Over 22 people die everyday in the United States as they wait for an organ transplant. This area of medicine is a particularly tricky version of supply and demand. But what if a simple check box was all it took to help increase the supply to the thousands on waiting lists?
Enter Libertarian Paternalism. Initially coined by economist Richard Thaler and legal scholar Cass Sunstein, this is the idea that ones behavior can be affected without removing ones freedom of choice.
“it tries to influence choices in a way that will make choosers better off, as judged by themselves”
Many countries have used this method to increase organ donation with a simple check box. They have moved to an “opt-out” method – meaning citizens must choose to NOT donate.

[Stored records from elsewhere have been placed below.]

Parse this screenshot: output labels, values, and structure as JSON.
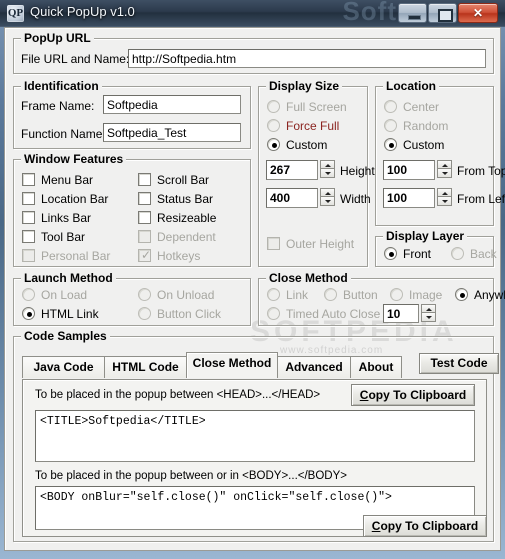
{
  "window": {
    "title": "Quick PopUp v1.0",
    "icon": "QP",
    "titlebar_watermark": "Soft",
    "buttons": {
      "minimize": "minimize-icon",
      "maximize": "maximize-icon",
      "close": "✕"
    }
  },
  "watermark": {
    "main": "SOFTPEDIA",
    "sub": "www.softpedia.com"
  },
  "popup_url": {
    "caption": "PopUp URL",
    "field_label": "File URL and Name:",
    "value": "http://Softpedia.htm",
    "placeholder": ""
  },
  "identification": {
    "caption": "Identification",
    "frame_label": "Frame Name:",
    "frame_value": "Softpedia",
    "function_label": "Function Name:",
    "function_value": "Softpedia_Test"
  },
  "window_features": {
    "caption": "Window Features",
    "items": [
      {
        "label": "Menu Bar",
        "checked": false,
        "disabled": false
      },
      {
        "label": "Location Bar",
        "checked": false,
        "disabled": false
      },
      {
        "label": "Links Bar",
        "checked": false,
        "disabled": false
      },
      {
        "label": "Tool Bar",
        "checked": false,
        "disabled": false
      },
      {
        "label": "Personal Bar",
        "checked": false,
        "disabled": true
      },
      {
        "label": "Scroll Bar",
        "checked": false,
        "disabled": false
      },
      {
        "label": "Status Bar",
        "checked": false,
        "disabled": false
      },
      {
        "label": "Resizeable",
        "checked": false,
        "disabled": false
      },
      {
        "label": "Dependent",
        "checked": false,
        "disabled": true
      },
      {
        "label": "Hotkeys",
        "checked": true,
        "disabled": true
      }
    ]
  },
  "display_size": {
    "caption": "Display Size",
    "options": [
      {
        "label": "Full Screen",
        "selected": false,
        "disabled": true,
        "color": "#000000"
      },
      {
        "label": "Force Full",
        "selected": false,
        "disabled": true,
        "color": "#8b2420"
      },
      {
        "label": "Custom",
        "selected": true,
        "disabled": false,
        "color": "#000000"
      }
    ],
    "height_value": "267",
    "height_label": "Height",
    "width_value": "400",
    "width_label": "Width",
    "outer_height_label": "Outer Height",
    "outer_height_checked": false,
    "outer_height_disabled": true
  },
  "location": {
    "caption": "Location",
    "options": [
      {
        "label": "Center",
        "selected": false,
        "disabled": true
      },
      {
        "label": "Random",
        "selected": false,
        "disabled": true
      },
      {
        "label": "Custom",
        "selected": true,
        "disabled": false
      }
    ],
    "from_top_value": "100",
    "from_top_label": "From Top",
    "from_left_value": "100",
    "from_left_label": "From Left"
  },
  "display_layer": {
    "caption": "Display Layer",
    "options": [
      {
        "label": "Front",
        "selected": true,
        "disabled": false
      },
      {
        "label": "Back",
        "selected": false,
        "disabled": true
      }
    ]
  },
  "launch_method": {
    "caption": "Launch Method",
    "options": [
      {
        "label": "On Load",
        "selected": false,
        "disabled": true
      },
      {
        "label": "HTML Link",
        "selected": true,
        "disabled": false
      },
      {
        "label": "On Unload",
        "selected": false,
        "disabled": true
      },
      {
        "label": "Button Click",
        "selected": false,
        "disabled": true
      }
    ]
  },
  "close_method": {
    "caption": "Close Method",
    "options": [
      {
        "label": "Link",
        "selected": false,
        "disabled": true
      },
      {
        "label": "Button",
        "selected": false,
        "disabled": true
      },
      {
        "label": "Image",
        "selected": false,
        "disabled": true
      },
      {
        "label": "Anywhere",
        "selected": true,
        "disabled": false
      }
    ],
    "timed_label": "Timed Auto Close",
    "timed_selected": false,
    "timed_disabled": true,
    "timed_value": "10"
  },
  "code_samples": {
    "caption": "Code Samples",
    "tabs": [
      {
        "label": "Java Code",
        "active": false
      },
      {
        "label": "HTML Code",
        "active": false
      },
      {
        "label": "Close Method",
        "active": true
      },
      {
        "label": "Advanced",
        "active": false
      },
      {
        "label": "About",
        "active": false
      }
    ],
    "test_code_button": "Test Code",
    "head_note": "To be placed in the popup between <HEAD>...</HEAD>",
    "head_code": "<TITLE>Softpedia</TITLE>",
    "copy_button_top_prefix": "C",
    "copy_button_top_rest": "opy To Clipboard",
    "body_note": "To be placed in the popup between or in <BODY>...</BODY>",
    "body_code": "<BODY onBlur=\"self.close()\" onClick=\"self.close()\">",
    "copy_button_bottom_prefix": "C",
    "copy_button_bottom_rest": "opy To Clipboard"
  }
}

This is behavioral economics in practice. Law makers can influence behavior, but citizens still have the freedom to chose.
So what difference does this slight wording make? In Austria who employs an “opt-out” method, has over a 97% rate of citizens sighed up for organ donation. Neighboring Germany? Only 12%. One can assume that cultural attitudes and customers between these countries have similar feelings on organ donation. The only difference? Opt-out vs. opt-in policies.
Using the theory of Libertarian Paternalism to set “defaults” can be a powerful tool and should be used with respect. We must remember that as problem solvers we hold the ability to not only work through complex issues, but also “nudge” people in one direction or another.